The Army Combat Badge (ACB) is a military decoration that is awarded to any member of the Australian Defence Force (ADF) for service with an Army combat element in warlike operations. Its equivalent is the Infantry Combat Badge.

==History==
In 1970, the Infantry Combat Badge was instituted to recognise the service of Army personnel in battle or on operations; however, only personnel serving as infantry were eligible for the award. The Army Combat Badge (ACB) was instituted in 2005 to recognise the unique service of non infantry personnel operating with an Arms Corps unit within a warlike area of operations.

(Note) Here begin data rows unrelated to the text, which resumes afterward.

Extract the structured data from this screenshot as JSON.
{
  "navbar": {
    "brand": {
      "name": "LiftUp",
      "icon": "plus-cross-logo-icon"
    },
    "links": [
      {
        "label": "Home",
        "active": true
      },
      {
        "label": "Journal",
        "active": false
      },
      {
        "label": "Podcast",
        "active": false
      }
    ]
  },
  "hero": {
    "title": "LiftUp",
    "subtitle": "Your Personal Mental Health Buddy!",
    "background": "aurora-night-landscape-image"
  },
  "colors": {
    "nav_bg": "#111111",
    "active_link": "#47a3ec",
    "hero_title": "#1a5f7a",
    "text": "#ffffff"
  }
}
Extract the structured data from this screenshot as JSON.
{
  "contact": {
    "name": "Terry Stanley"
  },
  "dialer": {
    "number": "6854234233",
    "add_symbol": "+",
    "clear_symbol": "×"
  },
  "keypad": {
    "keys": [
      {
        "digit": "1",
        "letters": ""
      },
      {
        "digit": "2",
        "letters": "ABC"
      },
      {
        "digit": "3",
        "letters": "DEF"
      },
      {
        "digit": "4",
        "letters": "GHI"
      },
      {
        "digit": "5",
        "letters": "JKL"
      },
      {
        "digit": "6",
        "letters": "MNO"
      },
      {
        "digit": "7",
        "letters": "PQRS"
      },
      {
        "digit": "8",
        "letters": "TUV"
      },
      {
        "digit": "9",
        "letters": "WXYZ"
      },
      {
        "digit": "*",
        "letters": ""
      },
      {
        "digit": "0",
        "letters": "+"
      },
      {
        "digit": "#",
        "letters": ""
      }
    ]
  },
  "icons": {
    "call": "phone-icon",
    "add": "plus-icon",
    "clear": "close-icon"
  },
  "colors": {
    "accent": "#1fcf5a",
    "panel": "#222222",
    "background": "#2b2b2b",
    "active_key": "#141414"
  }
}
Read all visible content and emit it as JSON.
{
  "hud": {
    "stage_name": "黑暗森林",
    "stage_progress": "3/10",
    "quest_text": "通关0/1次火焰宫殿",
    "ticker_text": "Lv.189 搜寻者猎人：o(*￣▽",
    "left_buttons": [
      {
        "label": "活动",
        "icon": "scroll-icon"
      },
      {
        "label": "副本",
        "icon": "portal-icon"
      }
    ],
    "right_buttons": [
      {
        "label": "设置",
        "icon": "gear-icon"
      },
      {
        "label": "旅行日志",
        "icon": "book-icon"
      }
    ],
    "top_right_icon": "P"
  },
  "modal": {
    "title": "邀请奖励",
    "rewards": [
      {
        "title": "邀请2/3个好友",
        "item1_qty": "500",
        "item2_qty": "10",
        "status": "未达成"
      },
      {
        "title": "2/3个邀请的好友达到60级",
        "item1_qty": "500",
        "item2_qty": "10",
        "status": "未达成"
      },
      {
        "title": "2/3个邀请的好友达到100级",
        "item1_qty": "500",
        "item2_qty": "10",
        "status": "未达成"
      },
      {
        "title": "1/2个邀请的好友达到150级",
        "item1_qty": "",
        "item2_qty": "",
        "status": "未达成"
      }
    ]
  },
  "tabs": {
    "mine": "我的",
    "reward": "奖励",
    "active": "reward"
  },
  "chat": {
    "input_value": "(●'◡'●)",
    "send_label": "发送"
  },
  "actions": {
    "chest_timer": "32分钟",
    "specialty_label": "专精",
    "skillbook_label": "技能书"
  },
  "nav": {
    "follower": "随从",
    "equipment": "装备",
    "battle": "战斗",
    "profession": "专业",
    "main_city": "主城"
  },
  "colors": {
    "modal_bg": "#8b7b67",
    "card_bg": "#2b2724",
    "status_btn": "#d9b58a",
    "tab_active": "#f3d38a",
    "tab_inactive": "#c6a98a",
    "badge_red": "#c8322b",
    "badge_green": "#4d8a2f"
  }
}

The decoration is one of the few awarded by Army Headquarters; the majority of other Australian military honours and awards are issued by the Directorate of Honours and Awards.

==Eligibility==
To be eligible to be issued the ACB, a member must have:
1. been force assigned to a combat team for a period of either a continuous or an aggregate of 90 days satisfactory service; or
2. been physically deployed in the same geographical location as a Combat Team and have a primary role to directly support that Combat Team for a period of either a continuous or an aggregate of 90 days satisfactory service.
3. been serving on warlike operations; and
4. not been previously issued the Infantry Combat Badge (ICB) or ACB.